My recent blog posts are an attempt, however, belatedly, to address my complicity in that silence and redress that mistake. I returned to the students’ notes, did additional research in the newspapers and online archives available to me during Covid. I read about the Klan and Atlanta history and the nature of early 20th century suburbs. I scanned the Census for Black families and scoured Ancestry.com for further evidence of those families over time. And in doing so, it became clear that the history of Avondale Estates was inextricably rooted in white supremacy and segregation. This conclusion about a small Southern city may seem so obvious as to not require discovery, but as Trouillot remarks: “History is the fruit of power, but power itself is never so transparent that its analysis becomes superfluous. The ultimate mark of power may be its invisibility; the ultimate challenge, the exposition of its roots.”

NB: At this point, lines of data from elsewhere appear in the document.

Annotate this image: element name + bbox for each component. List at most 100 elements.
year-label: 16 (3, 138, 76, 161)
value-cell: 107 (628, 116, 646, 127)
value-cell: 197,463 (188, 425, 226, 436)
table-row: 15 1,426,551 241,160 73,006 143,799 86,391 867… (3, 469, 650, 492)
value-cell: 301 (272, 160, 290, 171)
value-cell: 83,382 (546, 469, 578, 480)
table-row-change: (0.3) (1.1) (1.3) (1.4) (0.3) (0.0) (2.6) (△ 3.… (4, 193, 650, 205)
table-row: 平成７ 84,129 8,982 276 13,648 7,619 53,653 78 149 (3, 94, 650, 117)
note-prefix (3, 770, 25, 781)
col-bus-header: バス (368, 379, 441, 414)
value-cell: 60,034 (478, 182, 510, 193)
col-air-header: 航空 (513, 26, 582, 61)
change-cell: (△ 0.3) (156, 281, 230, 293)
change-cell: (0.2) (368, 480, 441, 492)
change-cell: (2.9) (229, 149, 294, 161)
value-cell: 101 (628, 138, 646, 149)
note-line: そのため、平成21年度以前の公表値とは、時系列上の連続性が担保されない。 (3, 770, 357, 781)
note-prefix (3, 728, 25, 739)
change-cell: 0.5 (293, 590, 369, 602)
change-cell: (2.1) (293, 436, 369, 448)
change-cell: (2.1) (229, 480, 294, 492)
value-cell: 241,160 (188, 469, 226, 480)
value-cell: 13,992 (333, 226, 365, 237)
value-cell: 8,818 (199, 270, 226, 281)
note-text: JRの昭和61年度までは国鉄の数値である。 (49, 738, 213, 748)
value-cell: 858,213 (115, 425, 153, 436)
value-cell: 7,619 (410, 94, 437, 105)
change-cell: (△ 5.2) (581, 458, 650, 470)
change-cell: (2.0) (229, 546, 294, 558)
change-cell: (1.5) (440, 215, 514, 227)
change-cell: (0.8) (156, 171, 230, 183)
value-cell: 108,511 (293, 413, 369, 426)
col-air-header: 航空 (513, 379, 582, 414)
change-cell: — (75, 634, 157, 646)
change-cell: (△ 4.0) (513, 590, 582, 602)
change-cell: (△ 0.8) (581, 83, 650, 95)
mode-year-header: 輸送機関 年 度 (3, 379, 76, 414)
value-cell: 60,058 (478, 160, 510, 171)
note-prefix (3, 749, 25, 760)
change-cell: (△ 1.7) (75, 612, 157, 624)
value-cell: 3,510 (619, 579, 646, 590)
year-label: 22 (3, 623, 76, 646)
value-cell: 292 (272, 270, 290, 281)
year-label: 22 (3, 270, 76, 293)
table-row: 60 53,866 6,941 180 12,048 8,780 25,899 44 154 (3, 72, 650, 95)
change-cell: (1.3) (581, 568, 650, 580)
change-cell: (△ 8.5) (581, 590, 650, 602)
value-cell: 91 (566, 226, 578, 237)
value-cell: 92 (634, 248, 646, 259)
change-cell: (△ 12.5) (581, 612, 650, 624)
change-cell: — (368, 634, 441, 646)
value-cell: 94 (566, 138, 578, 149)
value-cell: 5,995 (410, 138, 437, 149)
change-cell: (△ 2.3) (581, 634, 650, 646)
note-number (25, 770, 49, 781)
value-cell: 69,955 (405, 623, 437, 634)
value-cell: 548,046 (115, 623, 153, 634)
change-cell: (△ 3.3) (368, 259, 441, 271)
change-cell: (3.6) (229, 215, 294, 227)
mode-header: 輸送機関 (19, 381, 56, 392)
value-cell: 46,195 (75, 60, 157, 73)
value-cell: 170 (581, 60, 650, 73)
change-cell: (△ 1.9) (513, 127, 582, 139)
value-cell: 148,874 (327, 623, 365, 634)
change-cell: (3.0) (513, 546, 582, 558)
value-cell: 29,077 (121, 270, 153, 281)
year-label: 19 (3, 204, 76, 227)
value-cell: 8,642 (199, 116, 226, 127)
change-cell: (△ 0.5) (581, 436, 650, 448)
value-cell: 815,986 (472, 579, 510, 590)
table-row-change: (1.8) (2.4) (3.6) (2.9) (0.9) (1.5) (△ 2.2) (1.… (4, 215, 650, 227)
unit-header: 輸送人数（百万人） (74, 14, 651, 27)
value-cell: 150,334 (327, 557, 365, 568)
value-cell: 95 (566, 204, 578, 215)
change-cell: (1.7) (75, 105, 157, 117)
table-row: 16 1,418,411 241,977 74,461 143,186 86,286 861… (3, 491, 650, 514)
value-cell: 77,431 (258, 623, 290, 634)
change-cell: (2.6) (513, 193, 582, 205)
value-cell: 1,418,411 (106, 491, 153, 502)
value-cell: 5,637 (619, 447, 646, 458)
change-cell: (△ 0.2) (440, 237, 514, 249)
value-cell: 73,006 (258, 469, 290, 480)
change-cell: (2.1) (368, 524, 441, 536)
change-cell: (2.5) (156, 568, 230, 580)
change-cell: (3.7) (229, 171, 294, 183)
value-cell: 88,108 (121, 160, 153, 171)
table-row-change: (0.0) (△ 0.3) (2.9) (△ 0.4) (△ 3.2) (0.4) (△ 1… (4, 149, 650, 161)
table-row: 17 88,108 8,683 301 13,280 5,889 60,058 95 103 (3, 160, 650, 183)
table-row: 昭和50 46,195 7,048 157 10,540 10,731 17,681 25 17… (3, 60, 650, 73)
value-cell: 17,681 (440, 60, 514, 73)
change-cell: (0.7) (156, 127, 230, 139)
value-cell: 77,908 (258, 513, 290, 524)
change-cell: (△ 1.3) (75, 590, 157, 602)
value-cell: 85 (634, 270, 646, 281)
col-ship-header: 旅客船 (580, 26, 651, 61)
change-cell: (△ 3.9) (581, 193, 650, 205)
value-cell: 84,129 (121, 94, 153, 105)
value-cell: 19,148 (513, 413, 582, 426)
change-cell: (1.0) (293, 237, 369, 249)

In exposing and explicating the roots of racism and power in Avondale Estates history, I have no desire to shame individuals or cast aspersions on my adopted home. I love living in Avondale Estates and so does the rest of my interracial family. But for my family, and in listening to and for the voices of people of color, I must shatter the silences that render systemic racism invisible in my community; silences that depend on not talking about who has power and how they are shaping the story, about the voices we listen to and those we discount.
Trouillot invites us consider that historical authenticity resides not “in the fidelity to an alleged past but in an honesty vis a vis the present are it re-presents the past.” He invites us to create a relationship to what is known, to be “both actors and narrators” of history, situating our relationship to the past with the “struggles of the present.” I hope, that in establishing a relationship to this history in the present, our community may authentically become more just and inclusive in the future. Un-silencing our past can play an important role in that transformation.